The European Commission implemented several climate services, such as the Copernicus Climate Change Service (C3S) providing climate indicators based on Earth Observation (EO) information and modelling data in order to support different types of end users and decision-makers tackling the problems of climate change. In order to improve the user uptake of the EO data the H2020 project e-shape (EuroGEO Showcases: Applications Powered by Europe) aims to gather these EO resources in Europe and enhance the capabilities of existing European services in addressing different societal challenges. Furthermore, e-shape supports the coordinated exploitation of EO data and services through 27 cloud-based pilot applications in seven thematic areas, as well as the generation of information for these applications together with the users.

As part of e-shape, the showcase “Urban resilience to extreme weather” consists of three pilots with the goal to strengthen resilience and adaptive capacity to extreme weather in summer season on various time-scales (e.g. seasonal forecast to climate projections). The pilot Climate projection products for Austrian cities, carried out by Austrian National Meteorological and Geophysical service (ZAMG), demonstrates the development of climate services for urban regions by creating climate projections for various Austrian cities. This is done by providing high spatial resolution climate information based on the EO data and modelling, focussing on heat indices. Data are made freely available on a national climate data platform (Climate Change Centre Austria (CCCA) data) to support urban planning, risk management and environmental protection.
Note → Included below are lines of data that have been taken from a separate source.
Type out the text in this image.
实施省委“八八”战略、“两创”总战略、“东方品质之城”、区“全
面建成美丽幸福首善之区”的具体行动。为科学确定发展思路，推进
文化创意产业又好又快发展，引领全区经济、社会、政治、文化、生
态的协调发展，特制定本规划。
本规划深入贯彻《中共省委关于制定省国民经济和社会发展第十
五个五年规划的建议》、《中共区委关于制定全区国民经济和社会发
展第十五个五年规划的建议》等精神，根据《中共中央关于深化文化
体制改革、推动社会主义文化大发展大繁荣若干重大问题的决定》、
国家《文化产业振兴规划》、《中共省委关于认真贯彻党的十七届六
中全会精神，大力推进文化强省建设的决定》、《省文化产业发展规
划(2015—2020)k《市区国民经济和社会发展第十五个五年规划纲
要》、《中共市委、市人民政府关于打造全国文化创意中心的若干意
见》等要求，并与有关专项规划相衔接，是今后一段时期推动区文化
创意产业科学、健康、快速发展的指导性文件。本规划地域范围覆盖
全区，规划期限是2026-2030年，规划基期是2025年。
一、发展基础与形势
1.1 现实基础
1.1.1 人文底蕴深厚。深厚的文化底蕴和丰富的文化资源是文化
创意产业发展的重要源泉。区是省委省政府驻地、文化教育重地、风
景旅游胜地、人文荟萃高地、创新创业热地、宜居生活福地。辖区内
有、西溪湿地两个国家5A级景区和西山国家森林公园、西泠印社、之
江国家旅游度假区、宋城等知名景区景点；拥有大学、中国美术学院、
Thereby, the pilot follows the standardization of the method for urban climate modelling and its output to ensure a comparable modelling basis for other European cities.
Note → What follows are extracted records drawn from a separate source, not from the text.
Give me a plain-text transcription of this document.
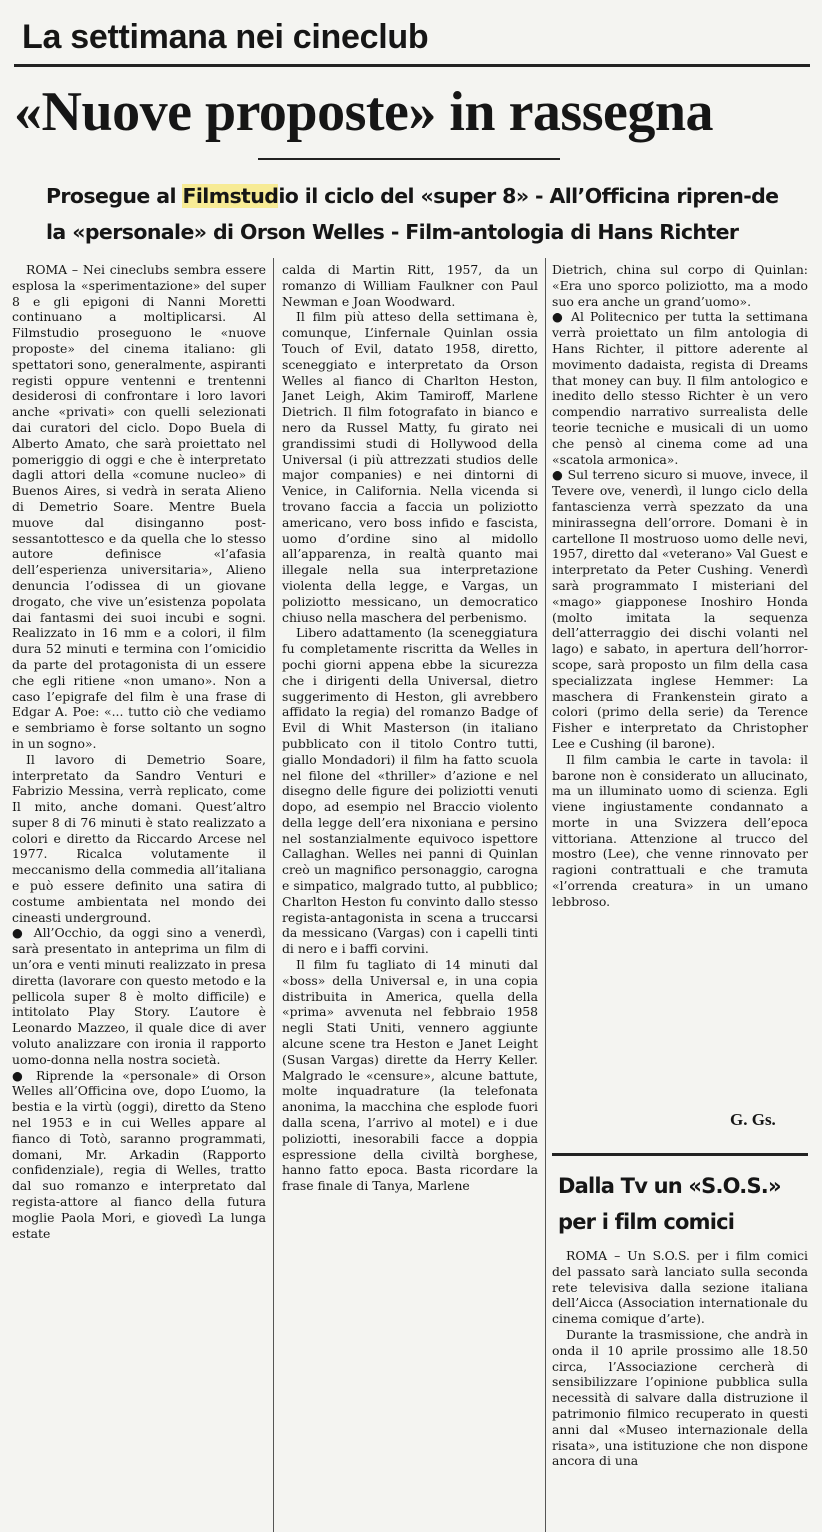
La settimana nei cineclub
«Nuove proposte» in rassegna
Prosegue al Filmstudio il ciclo del «super 8» - All’Officina ripren-de la «personale» di Orson Welles - Film-antologia di Hans Richter

ROMA – Nei cineclubs sembra essere esplosa la «sperimentazione» del super 8 e gli epigoni di Nanni Moretti continuano a moltiplicarsi. Al Filmstudio proseguono le «nuove proposte» del cinema italiano: gli spettatori sono, generalmente, aspiranti registi oppure ventenni e trentenni desiderosi di confrontare i loro lavori anche «privati» con quelli selezionati dai curatori del ciclo. Dopo Buela di Alberto Amato, che sarà proiettato nel pomeriggio di oggi e che è interpretato dagli attori della «comune nucleo» di Buenos Aires, si vedrà in serata Alieno di Demetrio Soare. Mentre Buela muove dal disinganno post-sessantottesco e da quella che lo stesso autore definisce «l’afasia dell’esperienza universitaria», Alieno denuncia l’odissea di un giovane drogato, che vive un’esistenza popolata dai fantasmi dei suoi incubi e sogni. Realizzato in 16 mm e a colori, il film dura 52 minuti e termina con l’omicidio da parte del protagonista di un essere che egli ritiene «non umano». Non a caso l’epigrafe del film è una frase di Edgar A. Poe: «... tutto ciò che vediamo e sembriamo è forse soltanto un sogno in un sogno».

Il lavoro di Demetrio Soare, interpretato da Sandro Venturi e Fabrizio Messina, verrà replicato, come Il mito, anche domani. Quest’altro super 8 di 76 minuti è stato realizzato a colori e diretto da Riccardo Arcese nel 1977. Ricalca volutamente il meccanismo della commedia all’italiana e può essere definito una satira di costume ambientata nel mondo dei cineasti underground.

● All’Occhio, da oggi sino a venerdì, sarà presentato in anteprima un film di un’ora e venti minuti realizzato in presa diretta (lavorare con questo metodo e la pellicola super 8 è molto difficile) e intitolato Play Story. L’autore è Leonardo Mazzeo, il quale dice di aver voluto analizzare con ironia il rapporto uomo-donna nella nostra società.

● Riprende la «personale» di Orson Welles all’Officina ove, dopo L’uomo, la bestia e la virtù (oggi), diretto da Steno nel 1953 e in cui Welles appare al fianco di Totò, saranno programmati, domani, Mr. Arkadin (Rapporto confidenziale), regia di Welles, tratto dal suo romanzo e interpretato dal regista-attore al fianco della futura moglie Paola Mori, e giovedì La lunga estate

calda di Martin Ritt, 1957, da un romanzo di William Faulkner con Paul Newman e Joan Woodward.

Il film più atteso della settimana è, comunque, L’infernale Quinlan ossia Touch of Evil, datato 1958, diretto, sceneggiato e interpretato da Orson Welles al fianco di Charlton Heston, Janet Leigh, Akim Tamiroff, Marlene Dietrich. Il film fotografato in bianco e nero da Russel Matty, fu girato nei grandissimi studi di Hollywood della Universal (i più attrezzati studios delle major companies) e nei dintorni di Venice, in California. Nella vicenda si trovano faccia a faccia un poliziotto americano, vero boss infido e fascista, uomo d’ordine sino al midollo all’apparenza, in realtà quanto mai illegale nella sua interpretazione violenta della legge, e Vargas, un poliziotto messicano, un democratico chiuso nella maschera del perbenismo.

Libero adattamento (la sceneggiatura fu completamente riscritta da Welles in pochi giorni appena ebbe la sicurezza che i dirigenti della Universal, dietro suggerimento di Heston, gli avrebbero affidato la regia) del romanzo Badge of Evil di Whit Masterson (in italiano pubblicato con il titolo Contro tutti, giallo Mondadori) il film ha fatto scuola nel filone del «thriller» d’azione e nel disegno delle figure dei poliziotti venuti dopo, ad esempio nel Braccio violento della legge dell’era nixoniana e persino nel sostanzialmente equivoco ispettore Callaghan. Welles nei panni di Quinlan creò un magnifico personaggio, carogna e simpatico, malgrado tutto, al pubblico; Charlton Heston fu convinto dallo stesso regista-antagonista in scena a truccarsi da messicano (Vargas) con i capelli tinti di nero e i baffi corvini.

Il film fu tagliato di 14 minuti dal «boss» della Universal e, in una copia distribuita in America, quella della «prima» avvenuta nel febbraio 1958 negli Stati Uniti, vennero aggiunte alcune scene tra Heston e Janet Leight (Susan Vargas) dirette da Herry Keller. Malgrado le «censure», alcune battute, molte inquadrature (la telefonata anonima, la macchina che esplode fuori dalla scena, l’arrivo al motel) e i due poliziotti, inesorabili facce a doppia espressione della civiltà borghese, hanno fatto epoca. Basta ricordare la frase finale di Tanya, Marlene

Dietrich, china sul corpo di Quinlan: «Era uno sporco poliziotto, ma a modo suo era anche un grand’uomo».

● Al Politecnico per tutta la settimana verrà proiettato un film antologia di Hans Richter, il pittore aderente al movimento dadaista, regista di Dreams that money can buy. Il film antologico e inedito dello stesso Richter è un vero compendio narrativo surrealista delle teorie tecniche e musicali di un uomo che pensò al cinema come ad una «scatola armonica».

● Sul terreno sicuro si muove, invece, il Tevere ove, venerdì, il lungo ciclo della fantascienza verrà spezzato da una minirassegna dell’orrore. Domani è in cartellone Il mostruoso uomo delle nevi, 1957, diretto dal «veterano» Val Guest e interpretato da Peter Cushing. Venerdì sarà programmato I misteriani del «mago» giapponese Inoshiro Honda (molto imitata la sequenza dell’atterraggio dei dischi volanti nel lago) e sabato, in apertura dell’horror-scope, sarà proposto un film della casa specializzata inglese Hemmer: La maschera di Frankenstein girato a colori (primo della serie) da Terence Fisher e interpretato da Christopher Lee e Cushing (il barone).

Il film cambia le carte in tavola: il barone non è considerato un allucinato, ma un illuminato uomo di scienza. Egli viene ingiustamente condannato a morte in una Svizzera dell’epoca vittoriana. Attenzione al trucco del mostro (Lee), che venne rinnovato per ragioni contrattuali e che tramuta «l’orrenda creatura» in un umano lebbroso.

G. Gs.
Dalla Tv un «S.O.S.» per i film comici

ROMA – Un S.O.S. per i film comici del passato sarà lanciato sulla seconda rete televisiva dalla sezione italiana dell’Aicca (Association internationale du cinema comique d’arte).

Durante la trasmissione, che andrà in onda il 10 aprile prossimo alle 18.50 circa, l’Associazione cercherà di sensibilizzare l’opinione pubblica sulla necessità di salvare dalla distruzione il patrimonio filmico recuperato in questi anni dal «Museo internazionale della risata», una istituzione che non dispone ancora di una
4 Urban climate model simulations

Within the cooperation with Germany’s National Meteorological Service (DWD), the ZAMG carried out urban climate model simulations with the MUKLIMO_3 model, which allows utilization of various satellite products of Copernicus services (e.g. Urban Atlas, tree cover density etc.) as input data to describe land surface distribution and properties. With the simulation of radiation, soil and atmospheric temperature, relative humidity, and wind flow in urban areas on a 3D grid (100 m spatial resolution, vertical resolution 10-100 m), the model provides the basis for evaluation of the (surface) temperature distribution within urban areas. In combination with meteorological measurements and regional climate model scenarios (representative for the background climate by applying the cuboid method), the model can be used to derive several climate indices related to heat conditions such as the annual average number of summer days (days with maximum air temperature ≥ 25 °C). The regional climate model simulations from the EURO-CORDEX project provide information on meteorological variables until 2100 under various climate change scenarios, e.g. RCP4.5 and RCP8.5 (IPCC, 2013). An ensemble of model output for different RCP scenarios is used to project future heat conditions in urban areas. In the pilot, eight different combinations of bias corrected regional/global climate model output were used to calculate climate indices for each year between 2011 and 2100.